- Outfielder
- Born: 8 October 1981 (age 44) Willemstad, Curaçao
- Bats: LeftThrows: Left

Medals
Men's baseball
Representing Netherlands
European Baseball Championship
| Gold medal – first place | 2003 Netherlands | National team |
| Gold medal – first place | 2005 Czech Republic | National team |
| Gold medal – first place | 2007 Spain | National team |

= Harvey Monte =

Curaçaoan baseball player (born 1981)

Harvey David Simeon Perigeault Monte (born 8 October 1981) is a Curaçaoan former professional baseball player.

Monte represented the Netherlands at the 2004 Summer Olympics in Athens where he and his team finished sixth. He was 0-for-1 with a walk, playing only 2 innings of defense in the tournament.

In 1999, Monte won the Ron Fraser Award, given to the most promising Dutch youth player. In 2001, he won the Guus van der Heijden Memorial Trophy, as the country's best under-23 player. He first played for the Dutch national team that year, winning the best rookie award at the World Port Tournament. He was named the best right fielder of the 2005 European Championship. He won three European championships with the Netherlands. He also played in the 2006 World Baseball Classic.

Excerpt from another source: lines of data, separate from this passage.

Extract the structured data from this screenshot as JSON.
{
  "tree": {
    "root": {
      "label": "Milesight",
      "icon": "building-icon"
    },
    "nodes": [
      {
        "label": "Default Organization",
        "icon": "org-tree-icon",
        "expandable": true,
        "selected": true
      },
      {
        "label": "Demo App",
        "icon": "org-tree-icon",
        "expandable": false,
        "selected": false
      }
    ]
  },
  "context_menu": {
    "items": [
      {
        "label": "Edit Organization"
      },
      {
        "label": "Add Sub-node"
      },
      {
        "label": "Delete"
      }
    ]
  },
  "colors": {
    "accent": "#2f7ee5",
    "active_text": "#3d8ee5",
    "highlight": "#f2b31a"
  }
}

He played for several seasons in the Honkbal Hoofdklasse, the top Dutch league, winning titles with Neptunus. He also played for ADO and Sparta-Feyenoord.

Monte also briefly played baseball in the United States early in his career. After graduating high school in the Netherlands in 1999, he attended Central Arizona College, batting .399 for the Vaqueros baseball team in 2001. He signed as a free agent with the Seattle Mariners that December and played one season of minor league baseball, batting a combined .155 in 41 games split between the Everett AquaSox and Wisconsin Timber Rattlers.